= Alex Coutinho =

Alex Coutinho (born 19 June 1959) is a Ugandan physician, public health advocate, academic, and a former executive director of the Infectious Diseases Institute of College of Health Sciences under Makerere University. He is the immediate past executive director of Partners In Health, Rwanda.

==Early life and education.==
Coutinho was born on 19 June, 1959 in western Uganda, in a village on the fringes of Hoima and Masindi, to Martha Carmelina Coutinho, a nurse of Goan-Portuguese descent. He follows Godfrey Coutinho, elder brother, and was followed by a younger sister, Felistas Coutinho.

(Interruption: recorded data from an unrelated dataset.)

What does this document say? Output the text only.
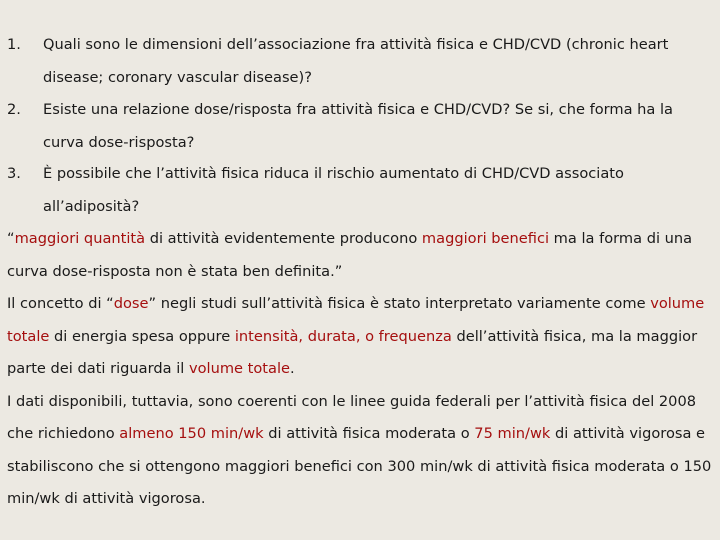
1. Quali sono le dimensioni dell’associazione fra attività fisica e CHD/CVD (chronic heart disease; coronary vascular disease)?
2. Esiste una relazione dose/risposta fra attività fisica e CHD/CVD? Se si, che forma ha la curva dose-risposta?
3. È possibile che l’attività fisica riduca il rischio aumentato di CHD/CVD associato all’adiposità?

“maggiori quantità di attività evidentemente producono maggiori benefici ma la forma di una curva dose-risposta non è stata ben definita.”

Il concetto di “dose” negli studi sull’attività fisica è stato interpretato variamente come volume totale di energia spesa oppure intensità, durata, o frequenza dell’attività fisica, ma la maggior parte dei dati riguarda il volume totale.

I dati disponibili, tuttavia, sono coerenti con le linee guida federali per l’attività fisica del 2008 che richiedono almeno 150 min/wk di attività fisica moderata o 75 min/wk di attività vigorosa e stabiliscono che si ottengono maggiori benefici con 300 min/wk di attività fisica moderata o 150 min/wk di attività vigorosa.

He attended Victoria Nile primary school, went to St. Mary's College Kisubi for his 'O' level and 'A' level studies and to Makerere University for advanced education. He earned a medical degree and a masters degree in physiology from Makerere University in Uganda and an MPH from the University of the Witwatersrand in South Africa.

==Career ==
Coutinho's career has focused on prevention and treatment of HIV/AIDS in Africa.. He has been involved with the HIV/AIDS epidemic since 1982, when the first cases emerged in Uganda. He has HIV-prevention, care and treatment programs in Swaziland, Uganda and Rwanda. He was a founding board member of the Global Fund in 2001 and a vice chair of the Global Fund's technical panel between 2002 and 2005. He also served as the chair of the board of directors of the International AIDS Vaccine Initiative based in New York. Still, from 2001 to 2007 he served as the executive director of TASO, expanding care and treatment services to over 100,000 individuals in Uganda. He served on the International Partnership for Microbicides board from 2003 to 2010, based in Washington, D.C. From 2007 to 2014, he was an executive director of the Infectious Diseases Institute at Makerere University, making seven years in this position. Here, he extended access to HIV care and treatment for 105,000 individuals. He championed the Abstinence, Be faithful and Use a condom (ABC) strategy in schools and implemented a male circumcision program.

==Honors==
- Hideyo Noguchi Africa Prize, 2013 from the Japanese government
- Champion of the Hima Cement Golf Captain's prize

== Personal life ==
He married Sheila and they have three children: Neil, Jeremy and Karen.